Creativity Week, Day 3: Rina Sawayama

Welcome to day three of our Creativity Week. Today we will explore the power of music, looking in particular at the songs of Rina Sawayama. 

An Article by Harriet Hampson

It cannot be denied that throughout history, music and lyrics have been utilised by many to express specific emotions and themes.

Moreover, the beauty of music stems from its diverse nature.

The wide range of genres of music means that all individuals of society are able to find comfort in music, irrespective of their unique or alternative taste. 


The individual that Girl Boss has chosen to shed light on today is singer Rina Sawayama. Sawayama is a Japanese born singer, who moved to the UK when she was five years old.

The reason for her selection is the way in which she has utilised music to overcome her own personal struggles. This is an illustration of how music contains an intrinsic power to dissolve adversities and bring society together. Moreover, the topics in which she explores through her music, are topics that are worthy of exploration and important to accentuate here. 

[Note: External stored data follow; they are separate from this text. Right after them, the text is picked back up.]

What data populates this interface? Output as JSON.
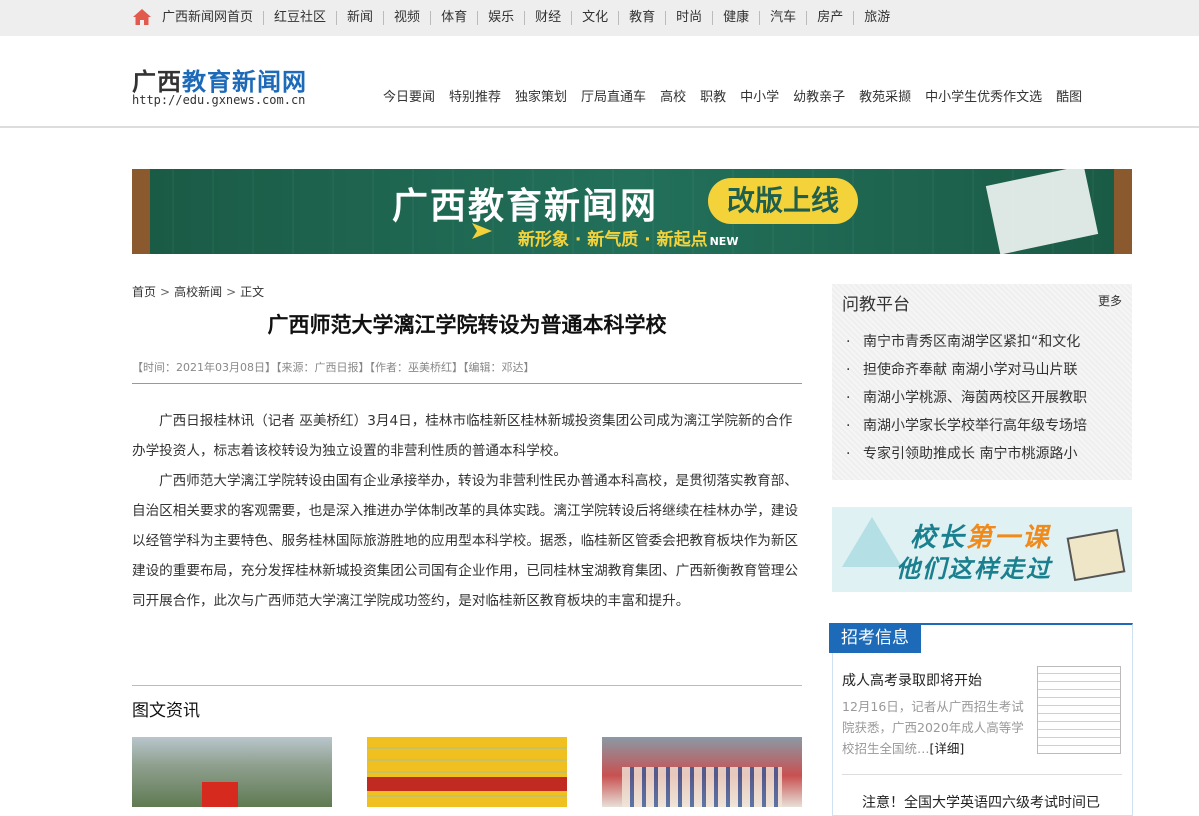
{
  "topbar": {
    "home_icon": "home-icon",
    "links": [
      "广西新闻网首页",
      "红豆社区",
      "新闻",
      "视频",
      "体育",
      "娱乐",
      "财经",
      "文化",
      "教育",
      "时尚",
      "健康",
      "汽车",
      "房产",
      "旅游"
    ]
  },
  "header": {
    "logo_part1": "广西",
    "logo_part2": "教育新闻网",
    "logo_url": "http://edu.gxnews.com.cn",
    "nav": [
      "今日要闻",
      "特别推荐",
      "独家策划",
      "厅局直通车",
      "高校",
      "职教",
      "中小学",
      "幼教亲子",
      "教苑采撷",
      "中小学生优秀作文选",
      "酷图"
    ]
  },
  "banner": {
    "title": "广西教育新闻网",
    "pill": "改版上线",
    "subtitle": "新形象 · 新气质 · 新起点",
    "new_tag": "NEW"
  },
  "breadcrumb": [
    "首页",
    "高校新闻",
    "正文"
  ],
  "article": {
    "title": "广西师范大学漓江学院转设为普通本科学校",
    "meta": "【时间：2021年03月08日】【来源：广西日报】【作者：巫美桥红】【编辑：邓达】",
    "paragraphs": [
      "广西日报桂林讯（记者 巫美桥红）3月4日，桂林市临桂新区桂林新城投资集团公司成为漓江学院新的合作办学投资人，标志着该校转设为独立设置的非营利性质的普通本科学校。",
      "广西师范大学漓江学院转设由国有企业承接举办，转设为非营利性民办普通本科高校，是贯彻落实教育部、自治区相关要求的客观需要，也是深入推进办学体制改革的具体实践。漓江学院转设后将继续在桂林办学，建设以经管学科为主要特色、服务桂林国际旅游胜地的应用型本科学校。据悉，临桂新区管委会把教育板块作为新区建设的重要布局，充分发挥桂林新城投资集团公司国有企业作用，已同桂林宝湖教育集团、广西新衡教育管理公司开展合作，此次与广西师范大学漓江学院成功签约，是对临桂新区教育板块的丰富和提升。"
    ]
  },
  "picture_news": {
    "title": "图文资讯"
  },
  "sidebar": {
    "qa": {
      "title": "问教平台",
      "more": "更多",
      "items": [
        "南宁市青秀区南湖学区紧扣“和文化",
        "担使命齐奉献 南湖小学对马山片联",
        "南湖小学桃源、海茵两校区开展教职",
        "南湖小学家长学校举行高年级专场培",
        "专家引领助推成长 南宁市桃源路小"
      ]
    },
    "promo": {
      "line1_a": "校长",
      "line1_b": "第一课",
      "line2": "他们这样走过"
    },
    "recruit": {
      "tab": "招考信息",
      "headline": "成人高考录取即将开始",
      "summary": "12月16日，记者从广西招生考试院获悉，广西2020年成人高等学校招生全国统…",
      "detail_link": "[详细]",
      "next_headline": "注意！全国大学英语四六级考试时间已"
    }
  },
  "colors": {
    "brand_blue": "#1d6bb8",
    "banner_green": "#1e5f4e",
    "banner_yellow": "#f4d23a",
    "promo_orange": "#f08a1a"
  }
}
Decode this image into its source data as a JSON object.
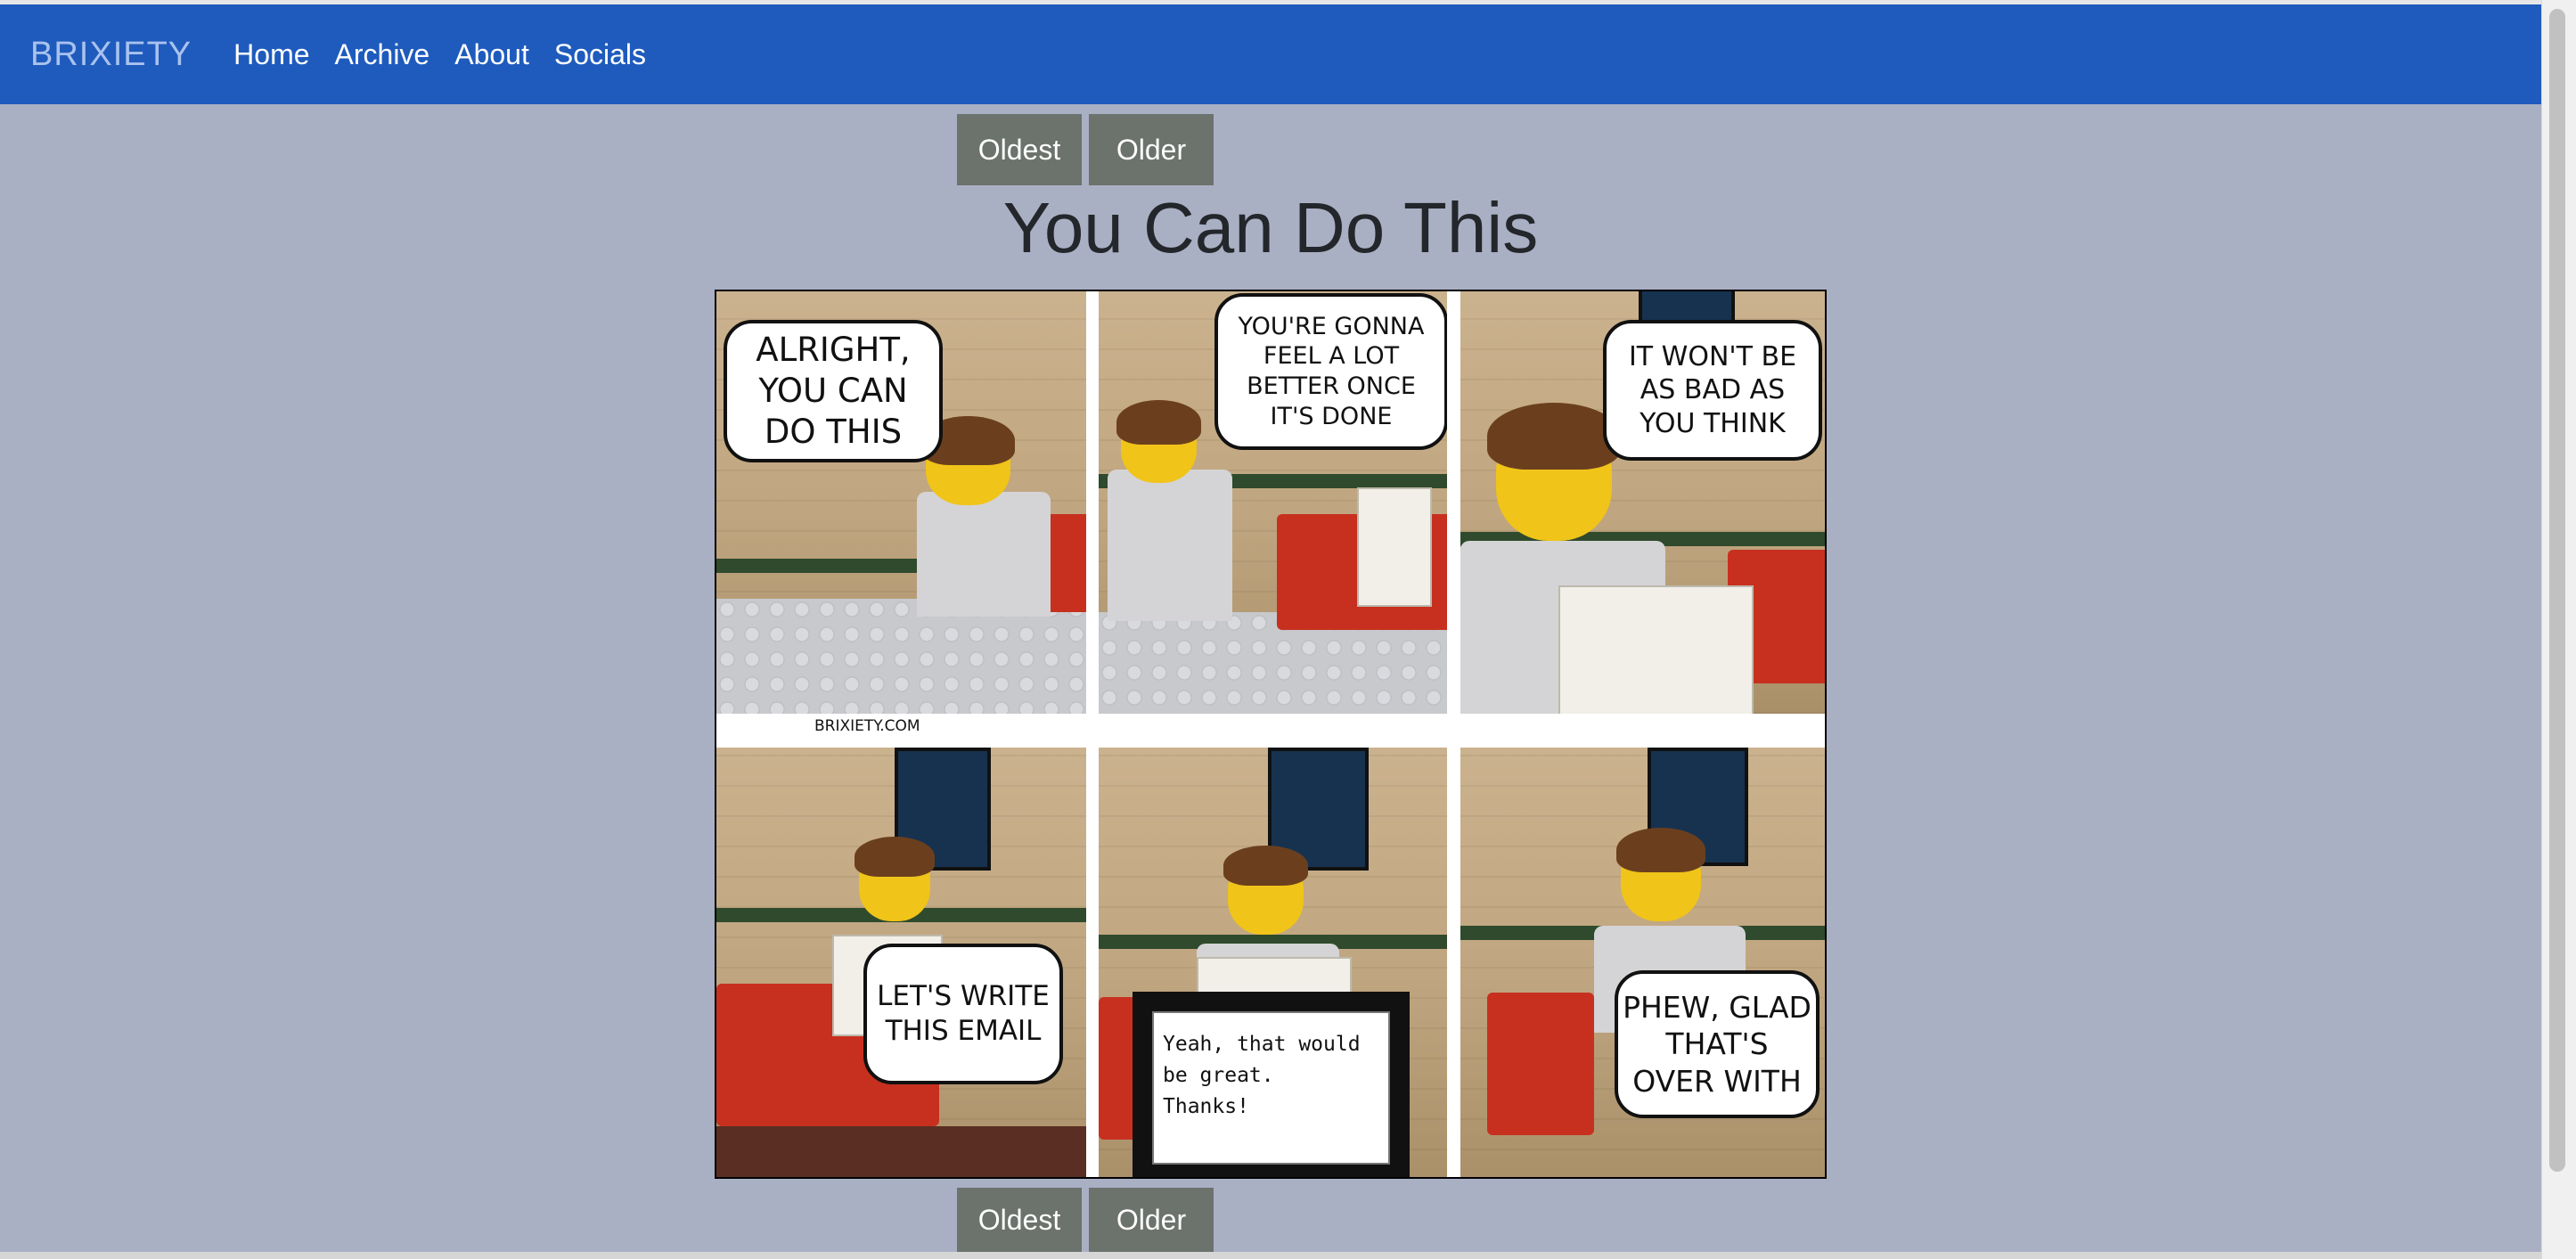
{
  "nav": {
    "brand": "BRIXIETY",
    "links": [
      "Home",
      "Archive",
      "About",
      "Socials"
    ]
  },
  "pager_top": {
    "oldest": "Oldest",
    "older": "Older"
  },
  "pager_bottom": {
    "oldest": "Oldest",
    "older": "Older"
  },
  "comic": {
    "title": "You Can Do This",
    "watermark": "BRIXIETY.COM",
    "bubbles": [
      "ALRIGHT,\nYOU CAN\nDO THIS",
      "YOU'RE GONNA\nFEEL A LOT\nBETTER ONCE\nIT'S DONE",
      "IT WON'T BE\nAS BAD AS\nYOU THINK",
      "LET'S WRITE\nTHIS EMAIL",
      "PHEW, GLAD\nTHAT'S\nOVER WITH"
    ],
    "screen_text": "Yeah, that would\nbe great.\nThanks!"
  }
}
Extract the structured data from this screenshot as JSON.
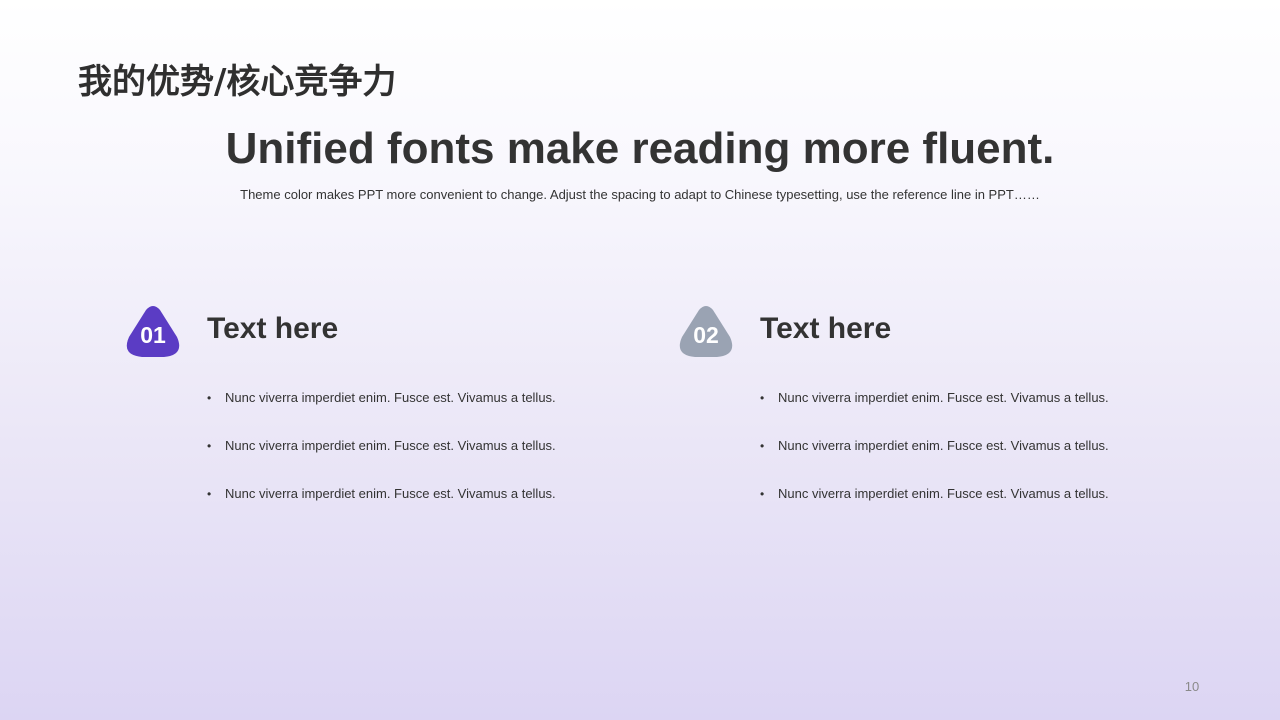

Firstly, in an interview Sawayama stated that, “I remember assembling girls to make an S Club 7 tribute band. That was such an amazing way to get over that cultural barrier that was there.” Sawayama illustrates that music is not merely a means to express one’s ideas, but rather it is way to create harmony and facilitate the mixing of cultures in society. 

Image: Rina Sawayama


Moreover, her song, Cherryis important to reflect upon.

It is a song that shares Sawayama’s struggles with internalised biphobia.

Internalised biphobia is, “where you internally harbour hatred, fear or disbelief against how you identify.” (Rebecca Thompon, Thrive Global).

However, by shedding light on this struggle, which is not commonly discussed in society, has ensured that there is greater education and awareness of internalised biphobia. This is an excellent example of how music can be a way to raise awareness of topics that are not readily discussed in society. 


Her album SAWAYAMA also explores the difficulty she found in trying to balance her Japanese heritage with the British culture that she was exposed to when she moved to the UK.

Her music also sheds light on the anti-Asian racism that is not discussed enough in mainstream media and society.

This is particularly explored in her song STFU.

This societal issue is especially pertinent now as there have been increasingly publicised horrific cases of anti-Asian racism. There needs to be greater discussion of this, and Girl Boss would particularly urge you to sign this petition.

It can be concluded with confidence that Rina Sawayama is an unequivocal Girl Boss. Thus, I hope you take some time to look at her work, as you definitely will not regret it.